I don’t know if, aside from relocating, there’s an initiation rite they have to pass before they can be certified as a Davaoeno. Such as winning a durian-eating contest perhaps?
Davao is one of the places Pinas can be proud of for its Singapore-like rules, plus the coliform-free beaches. With at least one potential senatorial candidate—Bong Go?—for Election 2019 coming from Davao, it will continue to be a source of major players in Pinoy politics, with no less than President Rody Duterte himself leading their team.
Davao’s reign in Pinoy politics does inspire other Mindanao residents to also produce a presidentiable that can win in the next presidential election. There was a time when the clueless Pinoy would make fun of the fact that the Mindanaoan is from, well, Mindanao, with the clueless query hovering over this: Where’s Cagayan de Oro?

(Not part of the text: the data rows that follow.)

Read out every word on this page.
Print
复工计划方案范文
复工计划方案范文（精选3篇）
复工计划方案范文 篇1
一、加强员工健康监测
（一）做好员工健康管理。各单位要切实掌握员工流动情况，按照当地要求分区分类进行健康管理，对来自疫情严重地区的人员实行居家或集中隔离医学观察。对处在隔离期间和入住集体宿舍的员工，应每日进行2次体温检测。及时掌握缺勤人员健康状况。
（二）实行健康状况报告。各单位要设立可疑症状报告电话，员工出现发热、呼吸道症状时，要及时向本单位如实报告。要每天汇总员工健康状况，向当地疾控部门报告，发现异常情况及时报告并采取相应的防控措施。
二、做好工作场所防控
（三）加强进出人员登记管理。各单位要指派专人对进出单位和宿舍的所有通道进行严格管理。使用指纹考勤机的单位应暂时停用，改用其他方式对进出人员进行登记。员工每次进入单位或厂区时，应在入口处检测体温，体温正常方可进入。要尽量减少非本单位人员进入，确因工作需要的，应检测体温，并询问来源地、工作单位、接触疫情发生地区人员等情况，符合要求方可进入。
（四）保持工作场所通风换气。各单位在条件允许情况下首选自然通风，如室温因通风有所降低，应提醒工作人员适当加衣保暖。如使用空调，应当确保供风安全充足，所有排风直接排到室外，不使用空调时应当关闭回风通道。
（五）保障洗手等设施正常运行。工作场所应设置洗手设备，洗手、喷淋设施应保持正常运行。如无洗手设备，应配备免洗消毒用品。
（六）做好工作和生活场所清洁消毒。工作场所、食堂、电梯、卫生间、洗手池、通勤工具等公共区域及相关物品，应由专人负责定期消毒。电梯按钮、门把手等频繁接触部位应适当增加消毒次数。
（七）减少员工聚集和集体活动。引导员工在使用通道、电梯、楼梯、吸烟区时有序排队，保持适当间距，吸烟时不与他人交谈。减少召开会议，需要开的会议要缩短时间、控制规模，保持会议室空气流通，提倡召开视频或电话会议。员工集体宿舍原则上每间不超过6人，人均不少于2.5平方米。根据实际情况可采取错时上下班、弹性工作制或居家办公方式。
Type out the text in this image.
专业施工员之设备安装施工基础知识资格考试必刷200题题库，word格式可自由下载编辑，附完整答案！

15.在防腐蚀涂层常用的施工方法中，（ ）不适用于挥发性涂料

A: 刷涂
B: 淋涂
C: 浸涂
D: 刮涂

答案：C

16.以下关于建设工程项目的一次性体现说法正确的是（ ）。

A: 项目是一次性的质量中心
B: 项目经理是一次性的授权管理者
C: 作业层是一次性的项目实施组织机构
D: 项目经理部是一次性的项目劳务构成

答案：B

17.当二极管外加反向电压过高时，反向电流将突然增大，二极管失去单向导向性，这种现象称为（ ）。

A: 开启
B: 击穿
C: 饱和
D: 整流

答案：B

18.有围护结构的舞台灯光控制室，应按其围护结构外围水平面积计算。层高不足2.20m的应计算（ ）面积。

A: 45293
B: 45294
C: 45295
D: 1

A similar scenario could happened, too, for the Pinoy non-believer had he made fun of this one small detail: Easter Sunday falling on April Fool’s Day, and there was the Ash Wednesday on Valentine’s Day. But still, there’s respect between believers and non-believers, and the two coincidences were left alone to simmer on their own until someone began to notice. What if that someone was you. Would you, could you look down on religious beliefs and dismiss them as mere figments of a hallucination.
Well, to each his own. Whatever keeps you going, from religion to faith to chocolate. Yes, chocolate helps the lost and found in moving forward and only an allergic reaction can stop him from indulging. Achoo!
There’s another kind of someone—the believer that, despite his best efforts, still feasted on skinless longganisa on Good Friday. He didn’t confess, didn’t hear Mass, didn’t join any Lenten retreat, and, as cherry on top of the icing on the cake, had skinless longganisa for dinner. His non-meat diet was able to catch up with the Lenten fasting and abstaining only last Monday when he had fish for dinner. His mantra: Better late than never. He hopes the non-meat diet will contribute to his weight loss which barely moved an inch, er, pound last March when he lost a total of—gasp!—0.2 pound. Note the decimal point before 2.
If he will have fish and veggies for the rest of the year, can he feast on longganisa again on Good Friday next year?
Sacrifice should focus more on abstaining from what you love most—Netflix, Facebook, Homescapes, Gardenscapes, Brad Pitt. But perhaps that’s not enough for people whose definition of sacrifice includes Crucifixion.
Lent was the ideal season for erring politicians to confess and be sorry for their sins. No need for them to worry, though. The Pinoy will always vote for them since he’s too busy and too tired to think of the consequences of graft and corruption in his daily life. As long as he has the basics—food, clothing, shelter—he can continue to survive with extrajudicial killings, TokHang, and the president’s p***ng in* rants.
The Pinoy did care once upon a time. But you can’t blame him if his focus has shifted to his family and to survival. After all, the Marcoses are back, the yellows are desperately clinging to the magic of People Power, and there’s now doubt on the seriousness of the president’s war on drugs.
And there you are, making a wild guess that there will be a Duterte, an Aquino, and a Marcos running in the elections next month and next year. You don’t even have to be a prophet to qualify in making that guess.